0
votes

We are uploading files into Azure data lake storage using Azure SDK for java. After uploading a file, Azure data factory needs to be triggered. BLOB CREATED trigger is added in a pipeline. Main problem is after each file upload it gets triggered twice.

To upload a file into ADLS gen2, azure provides different SDK than conventional Blobstorage.

SDK uses package - azure-storage-file-datalake.

DataLakeFileSystemClient - to get container

DataLakeDirectoryClient.createFile - to create a file. //this call may be raising blob created event

DataLakeFileClient.uploadFromFile - to upload file //this call may also be raising blob created event

I think ADF trigger is not upgraded to capture Blob created event appropriately from ADLSGen2.

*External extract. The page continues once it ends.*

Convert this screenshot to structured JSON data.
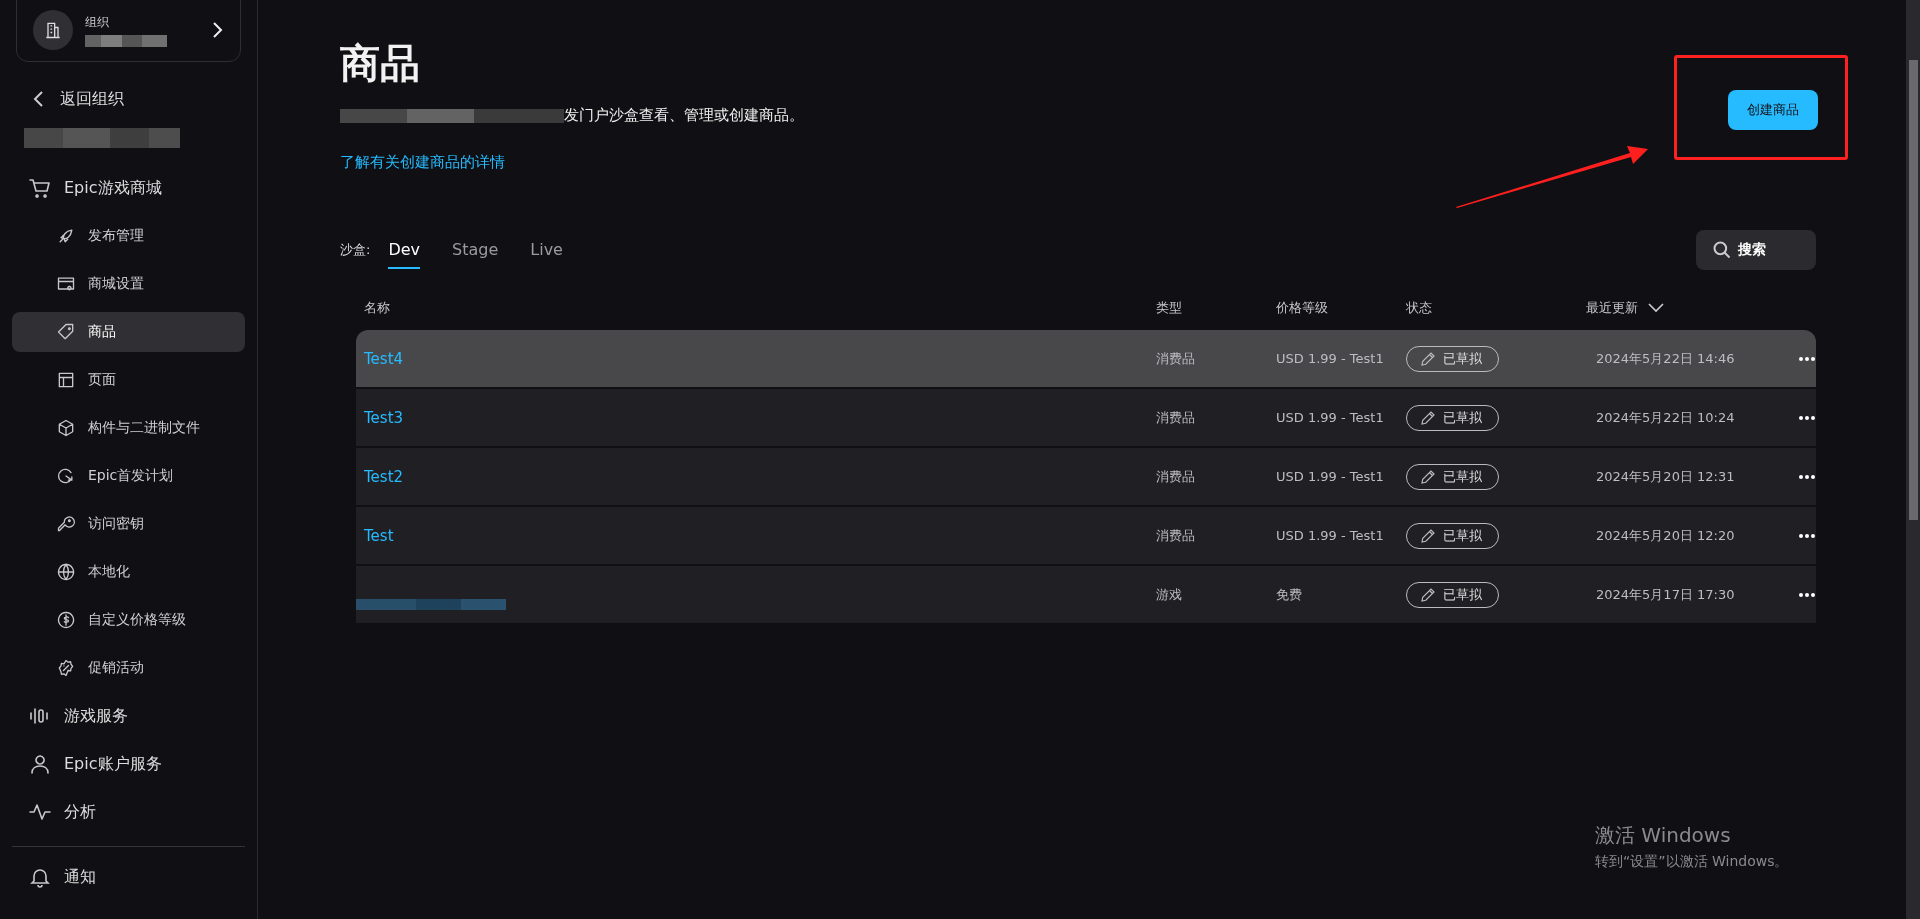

Any option to achieve this? There are restrictions in my org not to use Azure functions, otherwise Azure functions can be triggered based on Storage Queue message or Service bus message and ADF pipeline can be started using data factory REST API.

1
Hello, If my answer is helpful for you, you can accept(mark) it as answer( click on the check mark beside the answer to toggle it from greyed out to filled in.). This can be beneficial to other community members. Thank you.Leon Yue

1 Answers

1
votes

You could try Azure Logic Apps with a blob trigger and a data factory action: enter image description here

Trigger: When a blob is added or modified (properties only):

  • This operation triggers a flow when one or more blobs are added or modified in a container. This trigger will only fetch the file metadata. To get the file content, you can use the "Get file content" operation. The trigger does not fire if a file is added/updated in a subfolder. If it is required to trigger on subfolders, multiple triggers should be created.

Action: Get a pipeline run

  • Get a particular pipeline run execution

Hope this helps.